Jimmy: You know, yeah. The video we made, I Stand Alone, we blew up a van for that. The record company gave us five grand to buy an old van to blow up but we decided to blow up our own van and buy another one with that money. We used dynamite. That’s me in the video driving the orange van. (laughs)
Connie: Did you have a hand in either of the two Guinness World Records set by Jackyl?
Jimmy: 100 shows in 50 days. We actually pulled off 101 shows in 50 days. The K-Mart incident gave us the idea of bolting things on stage and rolling with it. It worked quite well. After doing all those shows going back to a regular tour was a cake walk.
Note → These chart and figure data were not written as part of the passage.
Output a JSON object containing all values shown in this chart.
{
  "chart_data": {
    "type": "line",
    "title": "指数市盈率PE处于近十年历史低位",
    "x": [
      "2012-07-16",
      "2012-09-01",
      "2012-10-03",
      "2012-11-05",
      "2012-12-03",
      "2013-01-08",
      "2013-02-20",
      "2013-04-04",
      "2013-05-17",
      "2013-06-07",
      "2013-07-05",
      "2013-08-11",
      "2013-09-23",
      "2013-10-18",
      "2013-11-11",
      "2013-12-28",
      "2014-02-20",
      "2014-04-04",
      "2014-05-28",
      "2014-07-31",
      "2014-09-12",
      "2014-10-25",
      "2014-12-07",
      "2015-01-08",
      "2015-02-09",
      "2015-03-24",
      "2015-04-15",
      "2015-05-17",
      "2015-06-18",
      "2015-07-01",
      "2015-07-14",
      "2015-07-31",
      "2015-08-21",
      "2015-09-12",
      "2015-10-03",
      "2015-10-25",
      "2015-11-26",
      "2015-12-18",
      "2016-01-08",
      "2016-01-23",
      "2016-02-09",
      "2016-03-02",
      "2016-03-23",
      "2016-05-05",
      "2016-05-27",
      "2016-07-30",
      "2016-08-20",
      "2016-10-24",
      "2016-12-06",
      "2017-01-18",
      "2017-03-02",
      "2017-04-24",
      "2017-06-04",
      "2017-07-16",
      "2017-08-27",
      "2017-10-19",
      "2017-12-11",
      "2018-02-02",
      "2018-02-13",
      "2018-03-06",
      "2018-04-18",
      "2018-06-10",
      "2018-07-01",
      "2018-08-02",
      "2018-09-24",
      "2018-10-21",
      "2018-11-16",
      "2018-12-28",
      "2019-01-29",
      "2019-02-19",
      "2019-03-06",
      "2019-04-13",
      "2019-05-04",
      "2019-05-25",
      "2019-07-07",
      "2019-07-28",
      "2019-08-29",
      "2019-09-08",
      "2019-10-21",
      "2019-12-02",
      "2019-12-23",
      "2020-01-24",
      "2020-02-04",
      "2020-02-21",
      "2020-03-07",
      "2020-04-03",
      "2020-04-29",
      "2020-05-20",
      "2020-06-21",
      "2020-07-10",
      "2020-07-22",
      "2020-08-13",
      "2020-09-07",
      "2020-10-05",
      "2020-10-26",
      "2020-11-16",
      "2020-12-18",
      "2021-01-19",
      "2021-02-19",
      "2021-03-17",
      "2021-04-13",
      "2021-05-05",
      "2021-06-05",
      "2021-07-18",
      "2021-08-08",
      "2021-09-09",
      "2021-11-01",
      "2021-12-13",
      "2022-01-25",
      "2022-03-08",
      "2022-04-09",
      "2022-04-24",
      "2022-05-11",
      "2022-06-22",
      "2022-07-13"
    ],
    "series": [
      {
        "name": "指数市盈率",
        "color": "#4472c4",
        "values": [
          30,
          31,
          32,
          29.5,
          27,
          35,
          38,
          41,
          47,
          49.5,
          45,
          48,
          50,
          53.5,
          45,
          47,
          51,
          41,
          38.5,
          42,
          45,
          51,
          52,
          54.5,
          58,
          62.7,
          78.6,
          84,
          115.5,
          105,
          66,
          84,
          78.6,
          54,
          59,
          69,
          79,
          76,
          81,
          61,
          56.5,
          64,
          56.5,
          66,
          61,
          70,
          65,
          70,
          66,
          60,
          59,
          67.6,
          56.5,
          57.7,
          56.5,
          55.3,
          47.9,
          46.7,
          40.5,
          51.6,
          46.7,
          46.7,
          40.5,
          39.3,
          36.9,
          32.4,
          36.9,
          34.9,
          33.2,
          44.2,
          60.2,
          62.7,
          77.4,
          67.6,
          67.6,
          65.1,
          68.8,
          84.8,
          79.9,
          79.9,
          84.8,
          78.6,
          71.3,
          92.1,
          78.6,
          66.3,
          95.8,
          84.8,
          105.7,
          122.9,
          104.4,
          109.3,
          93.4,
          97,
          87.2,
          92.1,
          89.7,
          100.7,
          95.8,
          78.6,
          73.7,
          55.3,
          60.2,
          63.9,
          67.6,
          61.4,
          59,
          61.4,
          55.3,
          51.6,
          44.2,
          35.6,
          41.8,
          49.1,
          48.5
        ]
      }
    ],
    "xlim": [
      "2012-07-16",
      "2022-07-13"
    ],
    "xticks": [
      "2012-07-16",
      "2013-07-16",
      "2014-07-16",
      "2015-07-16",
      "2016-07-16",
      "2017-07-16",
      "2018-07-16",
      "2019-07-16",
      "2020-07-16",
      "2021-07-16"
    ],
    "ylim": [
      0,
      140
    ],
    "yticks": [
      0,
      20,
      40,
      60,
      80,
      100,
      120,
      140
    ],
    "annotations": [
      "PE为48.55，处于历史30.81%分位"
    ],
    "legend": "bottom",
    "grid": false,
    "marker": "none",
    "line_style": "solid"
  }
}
Connie: A lot of rumors circulated after you quit Jackyl. Most accounts credit you having “found religion” as the reason for you leaving. What really happened?
Jimmy: In 1999 I became a single dad. Something was missing. I quit drinking and started playing a lot of golf – which greatly improved my game! – Then I broke down one night, got on my knees and gave it to the Lord. I walked away (from Jackyl) and I was raising my son by myself.
Connie: Touring as a single parent would be tough.
Jimmy: Exactly. We did some good stuff. But all that stuff I did back then, I didn’t think about too much when it was happening. The Lord was training me up for what I do now. I sold tons of records. I sold myself. When you are a rock musician you are the product. Now I have to go out and give away a little Jesus and he takes care of everything else. With what I’m doing now, slowly it’s getting bigger and I really dig it. I’m ready to take the Apprehended Ones to the next level.